8. Aliran
Suara kayu yang terbakar terdengar begitu jelas, beberapa tenda juga berdiri mengitari api unggun yang berada di tengah.
Hawa dingin jelas menusuk kulit di malam yang sudah menuju puncaknya. Beberapa kali terdengar lolongan serigala yang panjang membuat beberapa orang yang masih terjaga menatap awas ke sekitar.

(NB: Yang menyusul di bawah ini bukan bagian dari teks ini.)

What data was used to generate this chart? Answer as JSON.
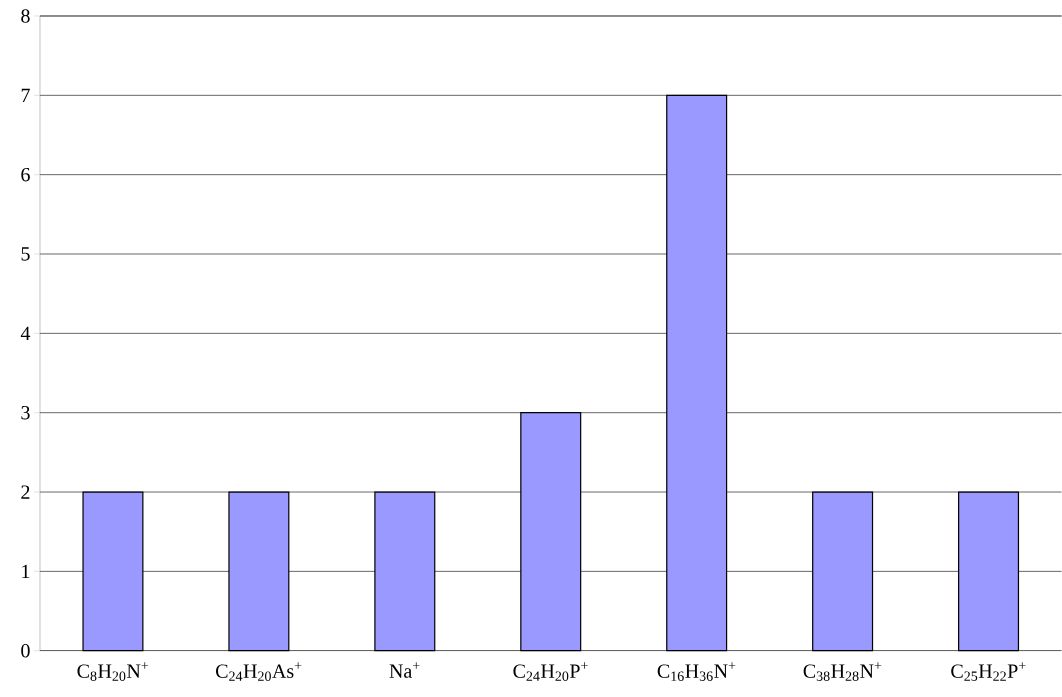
{
  "chart_data": {
    "type": "bar",
    "categories": [
      "C$_{8}$H$_{20}$N$^{+}$",
      "C$_{24}$H$_{20}$As$^{+}$",
      "Na$^{+}$",
      "C$_{24}$H$_{20}$P$^{+}$",
      "C$_{16}$H$_{36}$N$^{+}$",
      "C$_{38}$H$_{28}$N$^{+}$",
      "C$_{25}$H$_{22}$P$^{+}$"
    ],
    "values": [
      2,
      2,
      2,
      3,
      7,
      2,
      2
    ],
    "color": "#9999ff",
    "ylim": [
      0,
      8
    ],
    "yticks": [
      0,
      1,
      2,
      3,
      4,
      5,
      6,
      7,
      8
    ],
    "grid": "y"
  }
}
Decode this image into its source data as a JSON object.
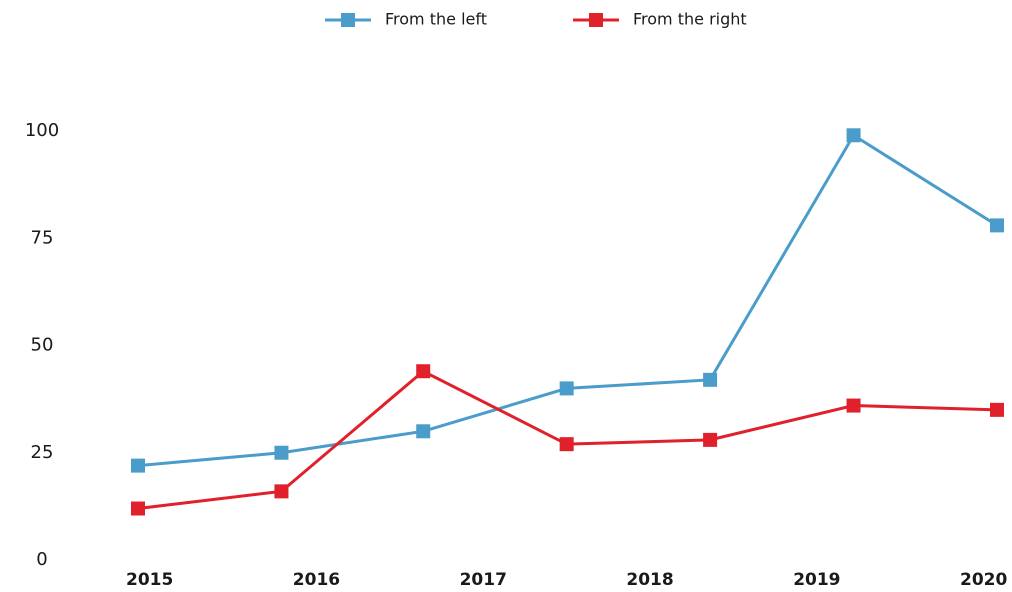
{
  "chart_data": {
    "type": "line",
    "x": [
      2014.93,
      2015.79,
      2016.64,
      2017.5,
      2018.36,
      2019.22,
      2020.08
    ],
    "series": [
      {
        "name": "From the left",
        "color": "#4a9ccb",
        "values": [
          22,
          25,
          30,
          40,
          42,
          99,
          78
        ]
      },
      {
        "name": "From the right",
        "color": "#e0202a",
        "values": [
          12,
          16,
          44,
          27,
          28,
          36,
          35
        ]
      }
    ],
    "xlim": [
      2014.93,
      2020.08
    ],
    "xticks": [
      2015,
      2016,
      2017,
      2018,
      2019,
      2020
    ],
    "ylim": [
      0,
      100
    ],
    "yticks": [
      0,
      25,
      50,
      75,
      100
    ],
    "grid": false,
    "legend": "top"
  }
}
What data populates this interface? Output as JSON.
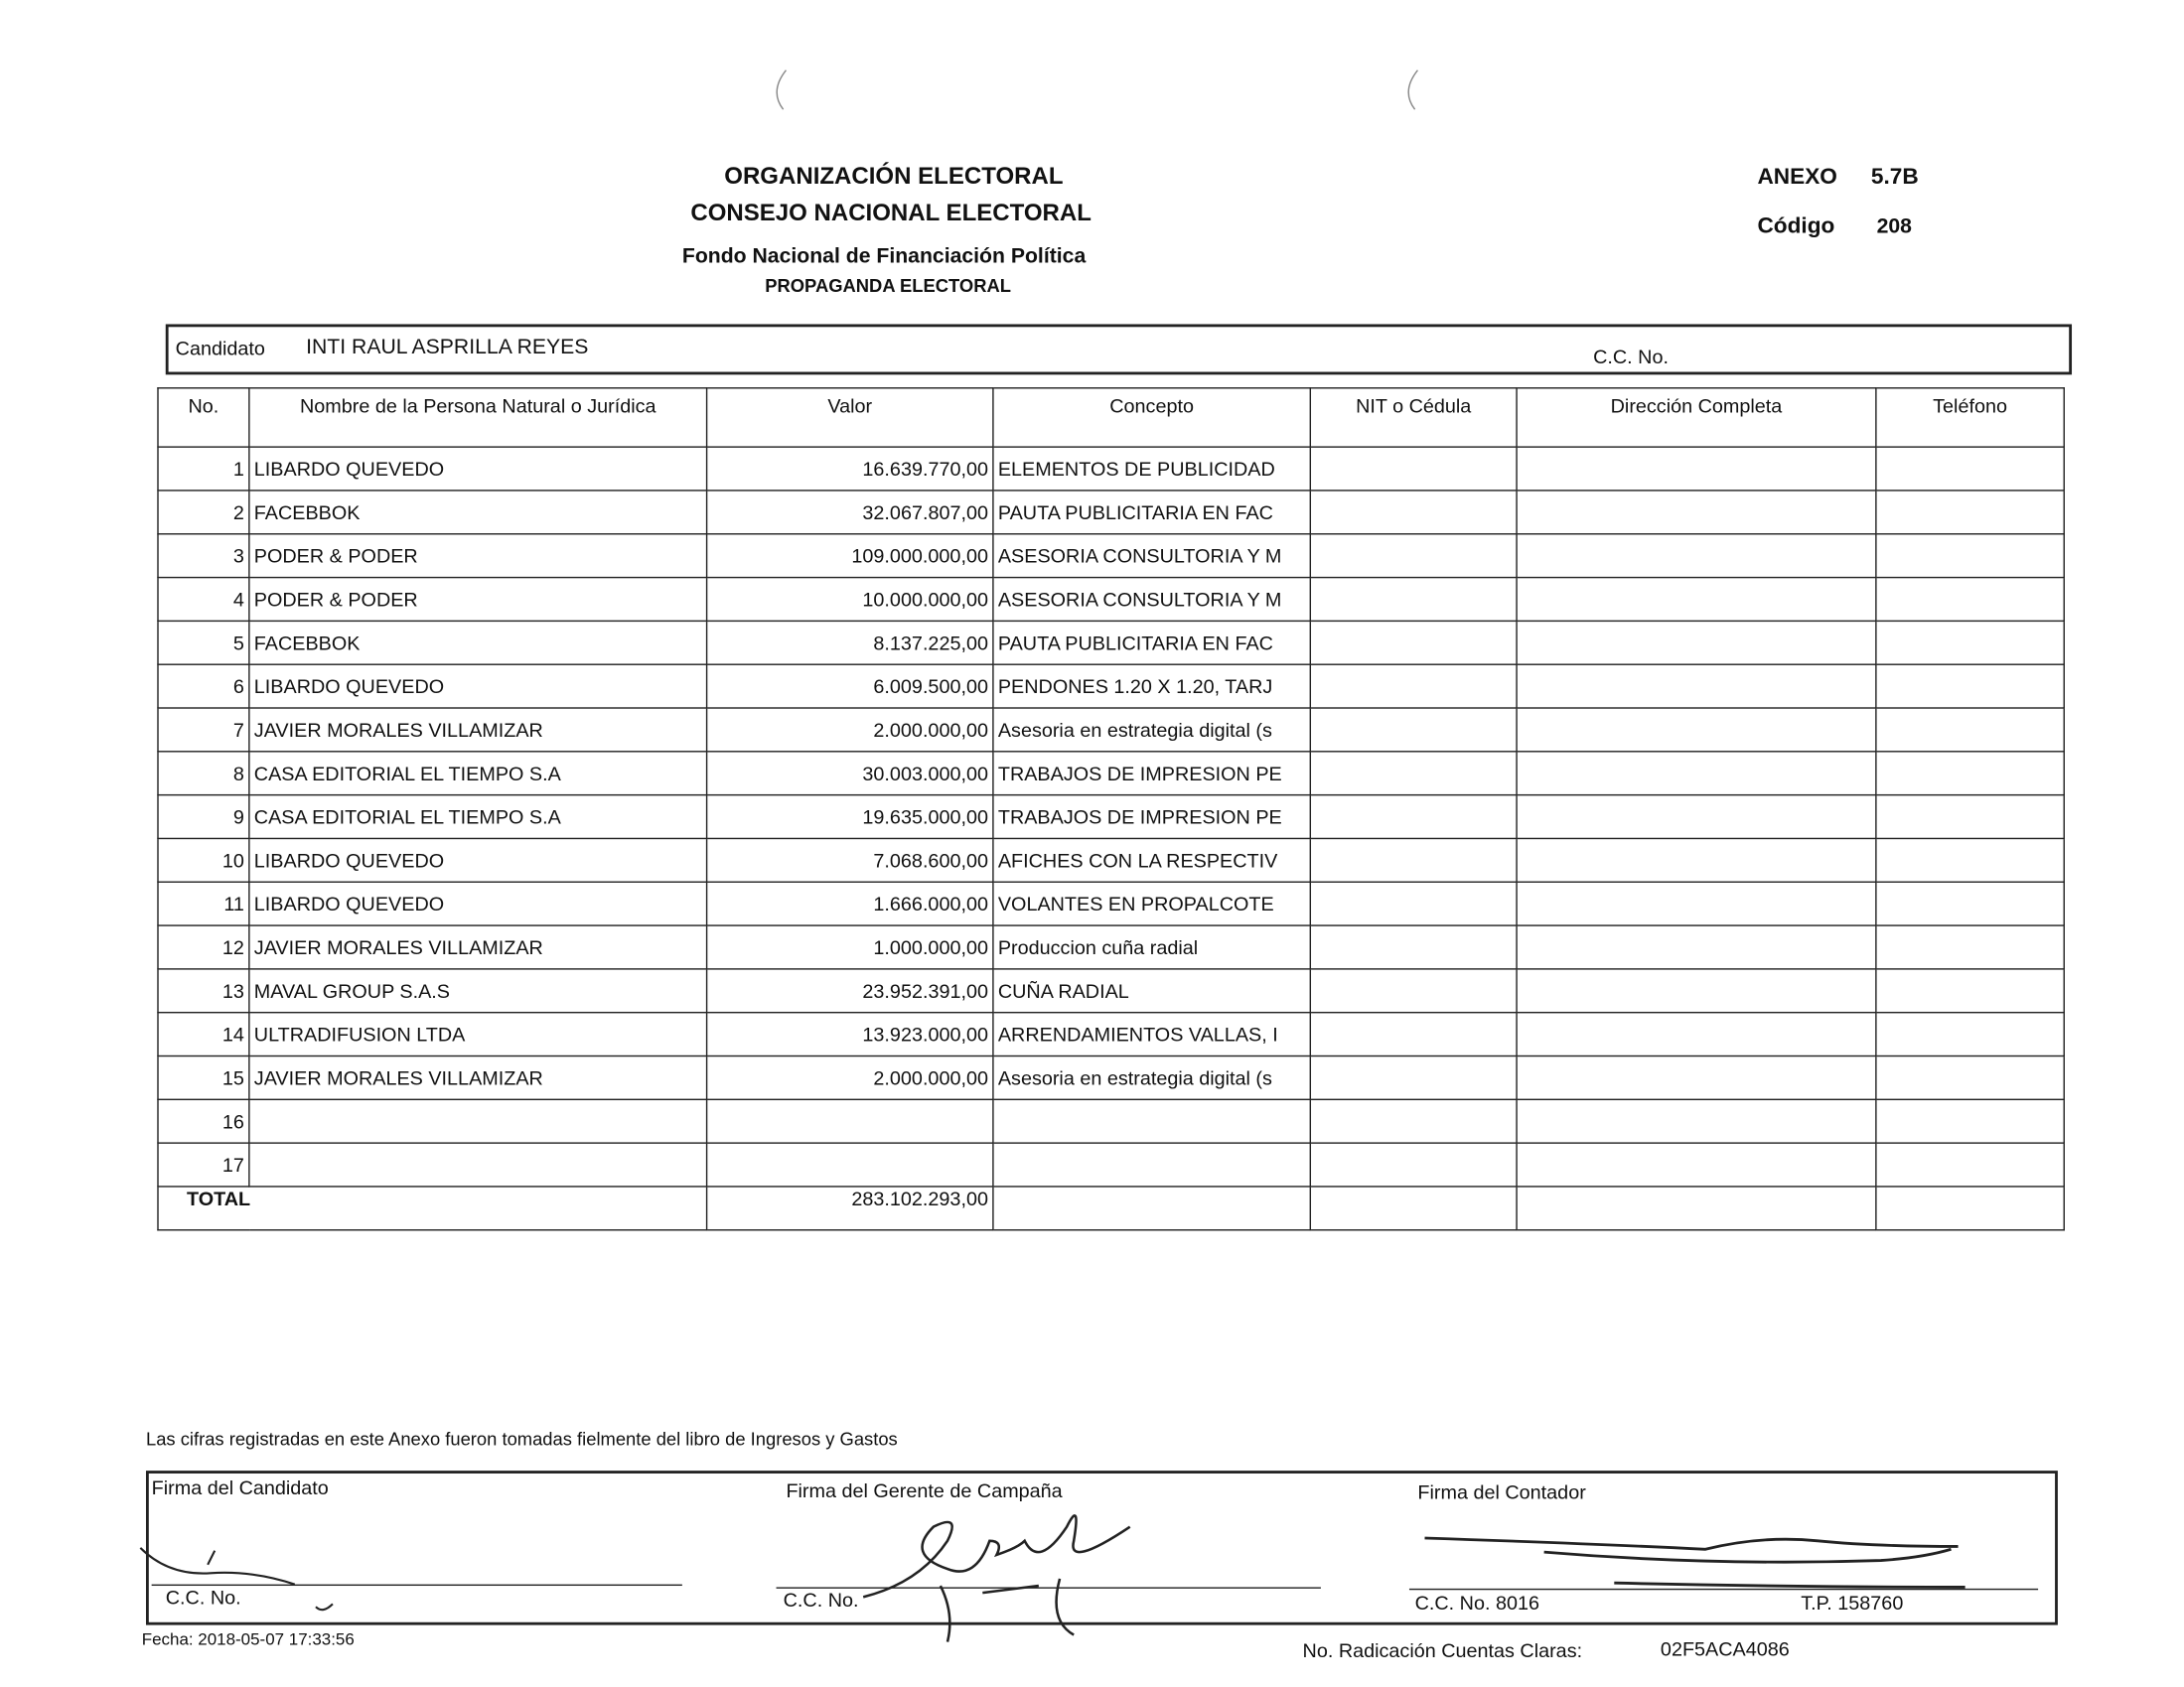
{
  "header": {
    "org": "ORGANIZACIÓN ELECTORAL",
    "council": "CONSEJO NACIONAL ELECTORAL",
    "fund": "Fondo Nacional de Financiación Política",
    "section": "PROPAGANDA ELECTORAL",
    "annex_label": "ANEXO",
    "annex": "5.7B",
    "code_label": "Código",
    "code": "208"
  },
  "candidate": {
    "label": "Candidato",
    "name": "INTI RAUL ASPRILLA REYES",
    "cc_label": "C.C. No."
  },
  "table": {
    "columns": [
      "No.",
      "Nombre de la Persona Natural o Jurídica",
      "Valor",
      "Concepto",
      "NIT o Cédula",
      "Dirección Completa",
      "Teléfono"
    ],
    "rows": [
      {
        "no": "1",
        "name": "LIBARDO QUEVEDO",
        "value": "16.639.770,00",
        "concept": "ELEMENTOS DE PUBLICIDAD"
      },
      {
        "no": "2",
        "name": "FACEBBOK",
        "value": "32.067.807,00",
        "concept": "PAUTA PUBLICITARIA EN FAC"
      },
      {
        "no": "3",
        "name": "PODER & PODER",
        "value": "109.000.000,00",
        "concept": "ASESORIA CONSULTORIA Y M"
      },
      {
        "no": "4",
        "name": "PODER & PODER",
        "value": "10.000.000,00",
        "concept": "ASESORIA CONSULTORIA Y M"
      },
      {
        "no": "5",
        "name": "FACEBBOK",
        "value": "8.137.225,00",
        "concept": "PAUTA PUBLICITARIA EN FAC"
      },
      {
        "no": "6",
        "name": "LIBARDO QUEVEDO",
        "value": "6.009.500,00",
        "concept": "PENDONES 1.20 X 1.20, TARJ"
      },
      {
        "no": "7",
        "name": "JAVIER MORALES VILLAMIZAR",
        "value": "2.000.000,00",
        "concept": "Asesoria en estrategia digital (s"
      },
      {
        "no": "8",
        "name": "CASA EDITORIAL EL TIEMPO S.A",
        "value": "30.003.000,00",
        "concept": "TRABAJOS DE IMPRESION PE"
      },
      {
        "no": "9",
        "name": "CASA EDITORIAL EL TIEMPO S.A",
        "value": "19.635.000,00",
        "concept": "TRABAJOS DE IMPRESION PE"
      },
      {
        "no": "10",
        "name": "LIBARDO QUEVEDO",
        "value": "7.068.600,00",
        "concept": "AFICHES CON LA RESPECTIV"
      },
      {
        "no": "11",
        "name": "LIBARDO QUEVEDO",
        "value": "1.666.000,00",
        "concept": "VOLANTES EN PROPALCOTE"
      },
      {
        "no": "12",
        "name": "JAVIER MORALES VILLAMIZAR",
        "value": "1.000.000,00",
        "concept": "Produccion cuña radial"
      },
      {
        "no": "13",
        "name": "MAVAL GROUP S.A.S",
        "value": "23.952.391,00",
        "concept": "CUÑA RADIAL"
      },
      {
        "no": "14",
        "name": "ULTRADIFUSION LTDA",
        "value": "13.923.000,00",
        "concept": "ARRENDAMIENTOS VALLAS, I"
      },
      {
        "no": "15",
        "name": "JAVIER MORALES VILLAMIZAR",
        "value": "2.000.000,00",
        "concept": "Asesoria en estrategia digital (s"
      },
      {
        "no": "16"
      },
      {
        "no": "17"
      }
    ],
    "total_label": "TOTAL",
    "total": "283.102.293,00"
  },
  "footer": {
    "note": "Las cifras registradas en este Anexo fueron tomadas fielmente del libro de Ingresos y Gastos",
    "sign_candidate": "Firma del Candidato",
    "sign_manager": "Firma del Gerente de Campaña",
    "sign_accountant": "Firma del Contador",
    "cc_candidate": "C.C. No.",
    "cc_manager": "C.C. No.",
    "cc_accountant": "C.C. No. 8016",
    "tp": "T.P. 158760",
    "date": "Fecha:  2018-05-07 17:33:56",
    "radication_label": "No. Radicación Cuentas Claras:",
    "radication": "02F5ACA4086"
  }
}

"Kenma, Hinata, Komori kalian masuk lah ke tenda biar kami yang bergilir menjaga tenda" Suna berujar setelah dirinya keluar dari salah satu tenda. Tubuhnya sudah tertutupi oleh jaket tebal miliknya, ketiga pemuda itu mengangguk. Berdiri serentak menuju tenda lain yang kosong di pojok.
Tak lama setelah Suna keluar, muncul lah sosok Atsumu yang masih nampak mengantuk. Setitik air mata terkumpul di ujung matanya setelah menguap tadi.
Pemuda bersurai emas berjalan mendekat lalu duduk di sebelah Suna, "Dimana Samu?"
Pemuda sipit menggeleng, iris tajamnya tertuju pada layar ponsel miliknya. Dia berdecak kala ponsel bermerek tersebut tak dapat menangkap sinyal.
"Memang dia tak ada di tenda?" Tanya Suna balik setelah menyimpan kembali ponsel di saku.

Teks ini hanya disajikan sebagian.